Reviewed by CBC Reviewer
Staring into the Faces of the Past, students might find eerie personal connections to both their stories and the science that helps us tell them. This NSTA/CBC Outstanding Science Trade Book follows the work of forensic anthropologists in reconstructing the faces of native Americans, settlers, soldiers, and slaves over a thousand years of American history.
Readers will gain an insight into one of Virginia's first Indian tribes, the Monacans. Between 800 and 1000 AD they migrated from the area of today's Ohio. They relive life in a Nineteenth Century almshouse through the reconstructed faces of its residents, and solve the mystery of the fatal gunshot wound that killed a Mexican soldier at San Jacinto. There's also the story of a "Buffalo (Afro–American) Soldier" from New Mexico, relating a history that may be new to many readers.
The science of facial reconstruction combines with research on history, geography, and climate in this series of fascinating investigations, making it an ideal starting point for interdisciplinary units or school projects.
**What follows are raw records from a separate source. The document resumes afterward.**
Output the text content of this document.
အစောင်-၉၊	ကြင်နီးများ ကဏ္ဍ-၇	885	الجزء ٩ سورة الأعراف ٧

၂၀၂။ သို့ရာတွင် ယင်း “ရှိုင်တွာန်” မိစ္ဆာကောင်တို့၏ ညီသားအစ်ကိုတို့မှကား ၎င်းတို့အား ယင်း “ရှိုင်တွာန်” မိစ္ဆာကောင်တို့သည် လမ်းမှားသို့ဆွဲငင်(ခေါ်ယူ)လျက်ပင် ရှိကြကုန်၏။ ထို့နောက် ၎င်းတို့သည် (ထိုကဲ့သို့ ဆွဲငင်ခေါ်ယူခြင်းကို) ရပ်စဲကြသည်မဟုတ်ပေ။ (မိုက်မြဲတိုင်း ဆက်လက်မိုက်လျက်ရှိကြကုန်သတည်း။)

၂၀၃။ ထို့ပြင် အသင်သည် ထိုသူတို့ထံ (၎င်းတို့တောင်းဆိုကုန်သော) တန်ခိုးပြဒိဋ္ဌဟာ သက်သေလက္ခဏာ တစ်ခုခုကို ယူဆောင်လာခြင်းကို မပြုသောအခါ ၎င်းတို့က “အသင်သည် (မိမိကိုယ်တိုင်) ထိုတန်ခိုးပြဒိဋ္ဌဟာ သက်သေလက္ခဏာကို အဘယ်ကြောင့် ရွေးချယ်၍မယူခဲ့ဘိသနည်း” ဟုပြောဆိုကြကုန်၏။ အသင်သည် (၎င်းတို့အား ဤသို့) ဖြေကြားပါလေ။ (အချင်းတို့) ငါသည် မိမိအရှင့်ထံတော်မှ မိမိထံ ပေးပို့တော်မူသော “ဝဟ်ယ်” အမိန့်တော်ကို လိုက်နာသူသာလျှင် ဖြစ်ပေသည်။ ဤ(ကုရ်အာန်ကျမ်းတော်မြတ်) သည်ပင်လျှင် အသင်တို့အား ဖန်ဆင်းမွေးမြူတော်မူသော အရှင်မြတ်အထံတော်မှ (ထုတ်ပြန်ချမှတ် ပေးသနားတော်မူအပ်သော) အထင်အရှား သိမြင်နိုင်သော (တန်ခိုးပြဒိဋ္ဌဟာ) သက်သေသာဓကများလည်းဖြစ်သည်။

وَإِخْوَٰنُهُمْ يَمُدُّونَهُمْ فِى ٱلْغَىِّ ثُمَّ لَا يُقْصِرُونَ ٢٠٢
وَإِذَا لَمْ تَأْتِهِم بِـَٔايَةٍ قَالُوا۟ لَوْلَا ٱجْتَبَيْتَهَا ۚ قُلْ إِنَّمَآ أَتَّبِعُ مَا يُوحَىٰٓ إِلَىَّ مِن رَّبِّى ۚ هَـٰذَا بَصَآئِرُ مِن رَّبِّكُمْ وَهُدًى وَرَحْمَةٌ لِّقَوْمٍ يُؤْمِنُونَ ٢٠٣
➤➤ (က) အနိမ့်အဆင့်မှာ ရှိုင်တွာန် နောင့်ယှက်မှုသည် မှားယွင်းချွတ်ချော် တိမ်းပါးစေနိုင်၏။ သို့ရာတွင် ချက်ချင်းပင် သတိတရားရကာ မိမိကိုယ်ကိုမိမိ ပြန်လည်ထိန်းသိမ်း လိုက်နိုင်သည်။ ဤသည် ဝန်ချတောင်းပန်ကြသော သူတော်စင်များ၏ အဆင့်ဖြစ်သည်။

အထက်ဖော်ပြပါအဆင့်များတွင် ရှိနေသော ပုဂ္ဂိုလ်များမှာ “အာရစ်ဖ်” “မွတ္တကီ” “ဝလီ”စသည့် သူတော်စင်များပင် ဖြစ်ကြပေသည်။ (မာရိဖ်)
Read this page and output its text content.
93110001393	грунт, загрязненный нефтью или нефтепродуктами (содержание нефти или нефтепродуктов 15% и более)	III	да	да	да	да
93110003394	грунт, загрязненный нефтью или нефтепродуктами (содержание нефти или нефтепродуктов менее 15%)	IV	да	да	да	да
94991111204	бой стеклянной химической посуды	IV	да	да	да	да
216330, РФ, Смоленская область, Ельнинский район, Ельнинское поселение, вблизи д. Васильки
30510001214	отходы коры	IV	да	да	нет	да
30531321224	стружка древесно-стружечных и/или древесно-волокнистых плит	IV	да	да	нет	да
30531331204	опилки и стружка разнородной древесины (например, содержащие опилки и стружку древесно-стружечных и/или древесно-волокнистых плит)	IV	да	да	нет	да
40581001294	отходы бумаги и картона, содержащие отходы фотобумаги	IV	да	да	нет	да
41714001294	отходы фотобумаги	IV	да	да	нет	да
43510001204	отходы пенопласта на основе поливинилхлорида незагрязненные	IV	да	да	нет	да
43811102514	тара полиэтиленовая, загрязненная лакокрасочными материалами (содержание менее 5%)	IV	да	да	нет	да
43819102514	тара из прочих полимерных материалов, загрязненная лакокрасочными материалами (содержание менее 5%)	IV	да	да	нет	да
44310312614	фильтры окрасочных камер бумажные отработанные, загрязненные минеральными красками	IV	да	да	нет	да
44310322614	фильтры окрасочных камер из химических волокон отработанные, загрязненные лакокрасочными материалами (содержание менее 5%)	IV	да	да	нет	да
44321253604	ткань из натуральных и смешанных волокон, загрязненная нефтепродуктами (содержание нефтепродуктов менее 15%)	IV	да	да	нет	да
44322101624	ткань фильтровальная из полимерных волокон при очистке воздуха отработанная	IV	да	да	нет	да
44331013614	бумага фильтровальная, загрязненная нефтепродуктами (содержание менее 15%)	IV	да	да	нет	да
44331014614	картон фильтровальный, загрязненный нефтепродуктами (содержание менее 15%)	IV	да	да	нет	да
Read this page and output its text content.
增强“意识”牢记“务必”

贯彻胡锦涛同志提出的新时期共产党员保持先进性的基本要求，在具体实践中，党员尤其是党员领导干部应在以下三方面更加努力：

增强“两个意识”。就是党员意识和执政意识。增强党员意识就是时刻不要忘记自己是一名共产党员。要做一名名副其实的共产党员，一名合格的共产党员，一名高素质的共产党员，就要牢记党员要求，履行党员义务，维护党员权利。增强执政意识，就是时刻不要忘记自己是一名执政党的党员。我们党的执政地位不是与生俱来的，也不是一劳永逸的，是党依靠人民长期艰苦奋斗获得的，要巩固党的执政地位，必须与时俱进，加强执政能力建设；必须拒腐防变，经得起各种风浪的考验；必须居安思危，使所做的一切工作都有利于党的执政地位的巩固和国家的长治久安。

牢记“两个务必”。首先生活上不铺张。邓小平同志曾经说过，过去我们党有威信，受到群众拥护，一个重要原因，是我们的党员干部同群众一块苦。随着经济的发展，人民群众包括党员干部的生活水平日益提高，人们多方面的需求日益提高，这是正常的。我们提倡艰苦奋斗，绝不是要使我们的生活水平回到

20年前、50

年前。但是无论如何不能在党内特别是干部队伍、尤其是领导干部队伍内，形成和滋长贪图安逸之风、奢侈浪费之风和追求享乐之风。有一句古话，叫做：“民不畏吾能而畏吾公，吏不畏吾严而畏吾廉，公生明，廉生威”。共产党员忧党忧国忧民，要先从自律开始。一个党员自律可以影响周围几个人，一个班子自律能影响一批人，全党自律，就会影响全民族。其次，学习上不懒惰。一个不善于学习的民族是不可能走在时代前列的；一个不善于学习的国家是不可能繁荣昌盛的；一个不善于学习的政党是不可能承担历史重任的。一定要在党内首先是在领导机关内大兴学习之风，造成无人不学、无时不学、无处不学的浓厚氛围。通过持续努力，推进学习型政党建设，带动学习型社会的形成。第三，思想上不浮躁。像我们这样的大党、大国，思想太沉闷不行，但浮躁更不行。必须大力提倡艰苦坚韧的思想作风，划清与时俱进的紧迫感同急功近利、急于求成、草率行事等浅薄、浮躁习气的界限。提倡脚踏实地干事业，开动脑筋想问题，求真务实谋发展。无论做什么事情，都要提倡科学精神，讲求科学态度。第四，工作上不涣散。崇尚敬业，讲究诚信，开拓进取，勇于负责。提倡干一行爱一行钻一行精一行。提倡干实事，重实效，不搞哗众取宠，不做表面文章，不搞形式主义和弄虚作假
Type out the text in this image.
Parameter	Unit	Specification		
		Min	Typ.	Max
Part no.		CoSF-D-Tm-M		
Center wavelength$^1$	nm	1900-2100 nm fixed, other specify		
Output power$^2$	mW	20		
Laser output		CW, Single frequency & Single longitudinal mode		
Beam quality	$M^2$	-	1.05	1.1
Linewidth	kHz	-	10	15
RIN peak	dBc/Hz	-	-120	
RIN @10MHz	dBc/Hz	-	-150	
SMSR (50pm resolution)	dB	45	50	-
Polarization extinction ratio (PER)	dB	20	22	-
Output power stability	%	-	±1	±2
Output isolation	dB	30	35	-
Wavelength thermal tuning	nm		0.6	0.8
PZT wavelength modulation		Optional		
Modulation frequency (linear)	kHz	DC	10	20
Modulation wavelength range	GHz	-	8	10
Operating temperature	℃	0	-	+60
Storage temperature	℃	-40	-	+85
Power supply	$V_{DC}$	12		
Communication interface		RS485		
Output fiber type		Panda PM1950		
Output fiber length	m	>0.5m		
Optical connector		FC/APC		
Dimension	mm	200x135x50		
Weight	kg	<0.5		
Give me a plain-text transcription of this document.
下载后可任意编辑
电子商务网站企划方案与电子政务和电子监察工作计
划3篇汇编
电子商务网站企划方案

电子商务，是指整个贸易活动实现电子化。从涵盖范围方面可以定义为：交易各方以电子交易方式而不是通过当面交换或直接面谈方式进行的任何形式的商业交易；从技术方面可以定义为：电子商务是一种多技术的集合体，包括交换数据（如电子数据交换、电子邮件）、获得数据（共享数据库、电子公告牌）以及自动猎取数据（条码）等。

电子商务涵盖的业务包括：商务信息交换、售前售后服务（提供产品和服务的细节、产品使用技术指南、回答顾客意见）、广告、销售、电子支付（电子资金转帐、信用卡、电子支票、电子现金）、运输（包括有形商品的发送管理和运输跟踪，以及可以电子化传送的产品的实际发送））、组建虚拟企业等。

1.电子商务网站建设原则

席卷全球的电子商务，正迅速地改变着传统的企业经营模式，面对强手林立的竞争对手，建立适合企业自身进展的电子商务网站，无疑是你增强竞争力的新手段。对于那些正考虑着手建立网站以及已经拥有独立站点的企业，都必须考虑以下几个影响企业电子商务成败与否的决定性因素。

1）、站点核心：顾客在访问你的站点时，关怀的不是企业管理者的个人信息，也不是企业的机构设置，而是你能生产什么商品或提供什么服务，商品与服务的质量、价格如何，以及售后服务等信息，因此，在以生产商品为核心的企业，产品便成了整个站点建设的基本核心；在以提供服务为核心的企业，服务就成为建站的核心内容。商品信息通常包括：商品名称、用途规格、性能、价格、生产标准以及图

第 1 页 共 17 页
The vivid photos in this secondary level book could be disconcerting to some, but the tales they tell are captivating. The book not only describes state–of–the–art science but introduces readers to interesting ethical questions. Should unearthed remains be studied or reburied? What place did the poor have in past communities? How should society deal with "gravediggers" who collect remains privately? Read cover–to–cover or in interesting sections, this book seamlessly interweaves history with the practices of science.